Moreover, in addition of the HLA-A and HCG9, our data for the first time showed that HLA-G might be involved in NPC susceptibility in southern Chinese. HLA-G belongs to the HLA non-classical class I heavy chain paralogues and seems to play a crucial role in immuno-tolerance mechanisms [18]. More recently, some studies have suggested that HLA-G plays an important role through the immune system in tumor development and progression [1923]. It possesses the ability to suppress immune cell functions, such as NK- and CTL-mediated cytolysis and T-cell proliferative progress. HLA-G expression has been identified in several tumors such as breast cancer, glioblastoma, classical Hodgkin's lymphoma, and renal and lung cancers [1923]. Ghandri N et al. [24] examined HLA-G gene polymorphisms in NPC for the first time using the restriction fragment length polymorphism-polymerase chain reaction (RFLP-PCR) and the amplification refractory mutation system-polymerase chain reaction (ARMS-PCR) method in Tunisian and found three nonsynonymous SNPs in codons not to associate with NPC susceptibility but implicate in NPC progression and survival. In the present study, rs9404952 located downstream of HLA-G gene showed a significant association with NPC though a less significant difference was found in the stage 1 (P = 0.017) possibly due to its small sample size. Hence, HLA-G might be a previously unreported candidate susceptibility locus for NPC among southern Chinese.

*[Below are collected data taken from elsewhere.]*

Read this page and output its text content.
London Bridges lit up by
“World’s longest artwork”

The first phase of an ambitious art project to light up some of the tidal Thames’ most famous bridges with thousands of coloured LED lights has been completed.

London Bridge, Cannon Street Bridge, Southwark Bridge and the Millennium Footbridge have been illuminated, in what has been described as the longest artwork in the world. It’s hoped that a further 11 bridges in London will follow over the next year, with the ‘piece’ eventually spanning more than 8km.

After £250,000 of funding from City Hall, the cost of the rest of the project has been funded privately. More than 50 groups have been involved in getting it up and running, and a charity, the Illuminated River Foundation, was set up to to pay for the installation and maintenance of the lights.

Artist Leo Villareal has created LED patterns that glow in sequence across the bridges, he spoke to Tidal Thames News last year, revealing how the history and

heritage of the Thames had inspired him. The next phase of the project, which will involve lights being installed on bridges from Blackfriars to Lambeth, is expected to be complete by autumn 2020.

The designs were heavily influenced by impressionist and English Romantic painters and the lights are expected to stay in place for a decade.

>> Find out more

It is noted that previous GWA studies could not find the association of rs9404952 with NPC after scanning the whole human genome. The possible reasons are inferred as follow. First, due to its relatively larger P value (e.g., P > 10-5) in the preliminary stage of GWA studies, this SNP might be omitted from bioinformatics analysis. Second, such deviation might be resulted from genetic heterogeneity between populations. Furthermore, perhaps this SNP was not successfully genotyped by the genome-wide SNP-typing arrays due to some unclear reasons.

Conclusion

In this study, we utilized tag SNPs according to Hapmap database to target the 132 kb segment between D6S211 and D6S510, and identified several loci significantly associated with NPC. In contrast to the GWA studies that examined large sample sets and more than thousands of genetic markers, our case-control analysis employed less tag SNPs in relatively small samples. Interestedly, we could also detect significant polymorphisms in HLA-A and HCG9, and even identified a new candidate susceptibility locus near HLA-G. Our study supported that the some HLA loci indeed have strong genetic effect for NPC.

Therefore, further investigations should be done in the future to expand the search for NPC susceptibility loci within or close to the HLA region, to explore functional loci depended on more advanced means, such as targeted exomic sequencing, and to further investigate the association between HLA-G locus and NPC risk.